Ex-Bush Lawyer to Appeal Torture Memo Ruling

(CN) - Former Bush administration attorney John Yoo said he will appeal a judge's refusal to dismiss a lawsuit brought by a convicted terrorist supporter who claims Yoo's legal opinions justified his torture.

In June, a federal judge in San Francisco allowed Jose Padilla to sue the UC Berkeley law professor for the legal opinions he wrote while serving as a Justice Department attorney from 2001 to 2003. One of the memos, written in 2002, said detainee treatment was only torture if it caused the same amount of pain as "organ failure, impairment of bodily function or even death."

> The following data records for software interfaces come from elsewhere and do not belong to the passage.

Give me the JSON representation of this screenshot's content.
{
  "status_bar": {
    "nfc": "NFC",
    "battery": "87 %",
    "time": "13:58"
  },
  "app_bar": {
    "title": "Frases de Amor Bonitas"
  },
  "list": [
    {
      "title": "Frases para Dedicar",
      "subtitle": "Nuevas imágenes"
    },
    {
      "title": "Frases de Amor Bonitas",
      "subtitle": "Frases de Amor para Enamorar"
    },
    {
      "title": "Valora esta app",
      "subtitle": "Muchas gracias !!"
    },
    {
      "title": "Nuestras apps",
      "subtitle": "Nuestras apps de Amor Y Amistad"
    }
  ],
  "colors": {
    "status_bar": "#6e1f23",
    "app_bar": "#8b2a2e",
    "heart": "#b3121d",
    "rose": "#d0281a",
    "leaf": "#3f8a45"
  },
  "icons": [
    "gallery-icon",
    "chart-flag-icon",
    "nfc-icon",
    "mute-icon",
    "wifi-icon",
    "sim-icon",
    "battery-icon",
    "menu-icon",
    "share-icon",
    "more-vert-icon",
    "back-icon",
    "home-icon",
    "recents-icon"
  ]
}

Padilla, a Brooklyn native who converted to Islam, had initially been charged with plotting to detonate a radioactive "dirty bomb" in the United States, an allegation that was later dropped.

A federal jury in Miami convicted Padilla and two others of conspiring to murder, kidnap and maim people in a foreign country, along with two counts of providing material support to terrorists.

He was sentenced to 17 years and four months in prison, a lighter sentence than prosecutors had pushed for.

He sued Yoo and various government officials, claiming he suffered abuse and torture during his nearly four-year detention at prisons in South Carolina and New York. He said he endured sleep deprivation, exposure to extreme light and temperatures, threats of physical abuse and torture, denial of adequate medical care, constant surveillance and prolonged isolation.

He claimed Yoo was personally involved in the government's decision to label him an "enemy combatant." He also cited several memos written by Yoo that allegedly justified the deprivation of his constitutional rights. The memos were crafted "with the specific intent of immunizing government officials from criminal liability for participating in practices that Defendant Yoo knew to be unlawful," Padilla claimed.

U.S. District Judge Jeffrey S. White denied Yoo's motion for dismissal on all but one claim, saying the complaint "alleges conduct that would be unconstitutional if directed at any detainee."

Yoo filed a notice that he would appeal the decision to the 9th Circuit in San Francisco. Government attorneys also said they were dropping out of the case, and that Yoo would be represented by an unidentified private lawyer.